Biofuels, a history of generation
The solution includes these so-called non-fossil energies, which come from waste or biomass and which can reduce greenhouse gas emissions between 50% and 90% compared to kerosene. After the first generation of biofuels (ethanol from alcohol fermentation of sugars from agriculture – sugar cane, beet, grains), the aviation sector is now interested in second generation biofuels, lignocellulosic biomass that does not compete with food, from wood, elephant grass or grain straw. This second generation stands out from the first thanks to its larger resources, lower raw material costs and better environmental footprint. At the current time we can say that a third generation of biofuels is in the making (in research and development) and is based on microalgae. The yield per hectare is three times higher than that for oilseeds, and its development by photosynthesis allows its fumes and liquid effluents to be recycled.

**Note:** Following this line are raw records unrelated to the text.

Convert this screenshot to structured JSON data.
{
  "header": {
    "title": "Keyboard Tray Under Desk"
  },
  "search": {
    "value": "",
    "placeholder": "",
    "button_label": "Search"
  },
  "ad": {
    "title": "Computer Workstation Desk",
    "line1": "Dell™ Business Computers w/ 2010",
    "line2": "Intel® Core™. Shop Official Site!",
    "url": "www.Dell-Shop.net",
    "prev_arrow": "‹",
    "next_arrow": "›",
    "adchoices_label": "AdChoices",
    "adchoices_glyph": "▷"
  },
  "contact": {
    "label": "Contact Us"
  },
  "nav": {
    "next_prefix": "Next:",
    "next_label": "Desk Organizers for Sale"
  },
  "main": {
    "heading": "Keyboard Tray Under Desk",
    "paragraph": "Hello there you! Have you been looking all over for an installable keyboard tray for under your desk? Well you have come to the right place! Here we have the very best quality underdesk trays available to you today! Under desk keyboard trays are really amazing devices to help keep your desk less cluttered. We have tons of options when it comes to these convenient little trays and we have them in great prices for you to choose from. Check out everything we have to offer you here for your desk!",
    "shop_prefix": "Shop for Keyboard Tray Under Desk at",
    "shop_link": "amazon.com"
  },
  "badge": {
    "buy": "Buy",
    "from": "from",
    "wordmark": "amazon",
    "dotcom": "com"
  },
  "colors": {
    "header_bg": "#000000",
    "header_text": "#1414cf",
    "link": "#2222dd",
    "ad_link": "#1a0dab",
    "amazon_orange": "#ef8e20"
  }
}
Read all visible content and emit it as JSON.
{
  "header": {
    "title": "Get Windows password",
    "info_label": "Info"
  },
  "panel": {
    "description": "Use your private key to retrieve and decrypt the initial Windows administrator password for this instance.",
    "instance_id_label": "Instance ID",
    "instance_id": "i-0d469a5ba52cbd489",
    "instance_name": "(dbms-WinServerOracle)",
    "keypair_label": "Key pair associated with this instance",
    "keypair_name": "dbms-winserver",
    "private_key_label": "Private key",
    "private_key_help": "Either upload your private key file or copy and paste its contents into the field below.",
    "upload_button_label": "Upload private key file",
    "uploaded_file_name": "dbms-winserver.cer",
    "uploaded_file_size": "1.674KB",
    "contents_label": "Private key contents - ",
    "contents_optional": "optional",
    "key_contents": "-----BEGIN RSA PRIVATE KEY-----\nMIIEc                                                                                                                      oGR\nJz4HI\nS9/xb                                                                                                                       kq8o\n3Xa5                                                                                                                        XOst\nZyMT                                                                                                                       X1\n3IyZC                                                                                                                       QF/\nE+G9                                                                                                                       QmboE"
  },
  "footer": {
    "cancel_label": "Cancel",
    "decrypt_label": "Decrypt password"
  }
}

Aviation, a demanding sector
Developing biofuels for the aviation sector is a daunting challenge, given the various constraints and requirements that it is subject to. The fuel produced must be able to be used globally and therefore meet international requirements relating to fuel quality – Jet A/A1 for civil aviation – at the end of a long and costly process. The fuel must also show adaptability and resistance to any test in terms of temperature (range of 100 degrees between high altitudes and the tarmac), pressure, and not just that… Being the only hydraulic fluid on board, biofuel must also play the role of radiator and be very stable against oxidation. Currently, some airports include biofuels in the kerosene for certain commercial flights, such as Los Angeles (30% biofuels), Oslo, Geneva, Toulouse… and the list is soon to be lengthened.
Although development of this market may well be long, costly and fraught with contingencies (the need to have a barrel between $200 and $250 for the fuels to be profitable), it is more than necessary for the future of both air traffic and our planet.